Avoid high risk situations
As we’ve learned more about the spread, experts are offering more practical advice in leaving your home – for instance, the CDC continues to update its advice on Daily Life & Going Out. Another way to reduce your risk is by understanding what situations are riskier than others. See this chart to guide you. As a rule, avoid the high-risk situations and if that’s not possible, limit them. Also, as much as possible stick to low-risk activities. When considering attending a social event or taking a road trip, there are some simple steps you can take as well.
Safeguards are in place. You’re being prudent. You’re practicing healthy habits. Now it’s time to stay strong.
This sounds cliché but do remember: You’re not alone. Across the globe, we’re all feeling mixed emotions and stressed. I can name (myself included) individual friends and family members who are stressed due to the following circumstances: meeting the demands of work, homeschooling, hybrid schooling, caretaking, working extra, working in a high-risk situation, out-of-work, among others. I too have close friends and family who have personally dealt with being infected and all the fears and ups and downs and rules around the illness, isolation and quarantining – and many of you likely do too.
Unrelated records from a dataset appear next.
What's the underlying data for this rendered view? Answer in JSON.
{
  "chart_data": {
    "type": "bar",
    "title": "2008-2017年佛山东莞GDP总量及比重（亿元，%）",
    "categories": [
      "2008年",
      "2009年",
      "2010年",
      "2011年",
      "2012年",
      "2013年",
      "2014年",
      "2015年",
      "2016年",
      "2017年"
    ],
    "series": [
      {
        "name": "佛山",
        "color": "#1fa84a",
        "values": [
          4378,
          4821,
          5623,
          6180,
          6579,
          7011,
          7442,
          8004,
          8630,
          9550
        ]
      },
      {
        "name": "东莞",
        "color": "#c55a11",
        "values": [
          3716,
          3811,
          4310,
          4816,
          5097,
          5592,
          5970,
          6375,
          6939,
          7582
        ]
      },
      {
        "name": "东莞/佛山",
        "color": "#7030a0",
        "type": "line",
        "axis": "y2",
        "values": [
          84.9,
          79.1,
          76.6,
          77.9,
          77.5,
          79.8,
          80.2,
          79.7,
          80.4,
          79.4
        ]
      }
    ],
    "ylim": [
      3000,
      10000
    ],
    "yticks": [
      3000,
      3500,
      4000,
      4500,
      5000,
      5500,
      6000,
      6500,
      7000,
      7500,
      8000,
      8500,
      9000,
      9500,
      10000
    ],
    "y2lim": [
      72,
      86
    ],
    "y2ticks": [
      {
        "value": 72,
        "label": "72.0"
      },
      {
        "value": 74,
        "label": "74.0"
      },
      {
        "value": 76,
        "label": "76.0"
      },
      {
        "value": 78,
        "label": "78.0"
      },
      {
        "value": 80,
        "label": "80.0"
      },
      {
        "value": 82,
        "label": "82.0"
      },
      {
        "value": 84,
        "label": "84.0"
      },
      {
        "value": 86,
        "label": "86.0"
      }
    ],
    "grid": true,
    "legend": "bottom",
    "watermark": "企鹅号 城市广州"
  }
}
I know others who are feeling “stay-at-home” fatigue and just want this over and don’t want to bother with the rules anymore. Feelings of isolation and loneliness also continue to crop up as social interactions are limited. It’s a mixed bag.
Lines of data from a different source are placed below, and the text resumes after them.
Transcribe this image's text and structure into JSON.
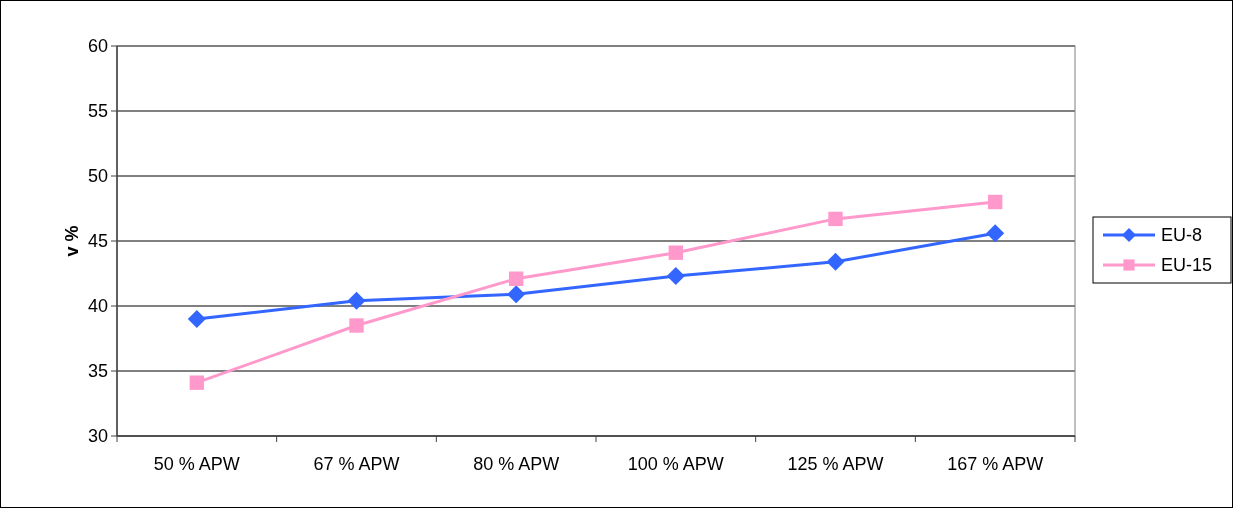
{
  "chart_data": {
    "type": "line",
    "ylabel": "v %",
    "categories": [
      "50 % APW",
      "67 % APW",
      "80 % APW",
      "100 % APW",
      "125 % APW",
      "167 % APW"
    ],
    "series": [
      {
        "name": "EU-8",
        "color": "#3366ff",
        "marker": "diamond",
        "values": [
          39.0,
          40.4,
          40.9,
          42.3,
          43.4,
          45.6
        ]
      },
      {
        "name": "EU-15",
        "color": "#ff99cc",
        "marker": "square",
        "values": [
          34.1,
          38.5,
          42.1,
          44.1,
          46.7,
          48.0
        ]
      }
    ],
    "ylim": [
      30,
      60
    ],
    "yticks": [
      30,
      35,
      40,
      45,
      50,
      55,
      60
    ],
    "grid": "y",
    "legend": "right",
    "line_style": "solid"
  }
}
Whatever you’re feeling, acknowledge it, and expect change. It’s safe to assume that the rules and guidelines will change as we learn more and as time goes on, so your feelings may change too. I find myself wavering on whether we should take a family trip or if I should allow my husband to travel out of state to visit family. These are tough choices. But, as you do start to phase-in and move forward, accept and grieve at the fact that our world won’t be how it used to be, and the future remains uncertain. I’ve found that maintaining a routine helps with the uncertainty while re-thinking your outlook helps with the grieving process.
As far as remaining strong, I remind myself that as local ordinances allow getting out and interacting with others is good for social and mental health. Even if you must wear a mask. (I know it can be annoying and can leave you feeling sheepish, but you get used to quick.) Engaging with others helps validate your own thoughts and feelings, gives you purpose and reminds you of the goodness of humanity. Do stick to the public health guidelines (wear face coverings, maintain a six-foot distance, practice proper hygiene) and engage in lower-risk activities to protect yourself and others.
Be smart and stay strong, and just like we’ve adapted to being home, we can continue to adapt to the everchanging situation.
If you’re still feeling apprehensive, talk with others about your thoughts and feelings. You may also reach out for professional help if you find going out is overwhelming or you’re having trouble coping in general.
Tonja Dodd, MPH, is a Senior Health Strategy Analyst at Vitality Group where she translates clinical guidelines into risk appropriate health promotion strategies to engage members in healthy behaviors. Her background is in public health with 25 years of experience designing, developing and delivering health and wellness programs and products. Tonja finds her healthy place is being active outdoors and spending time with family, friends and pets.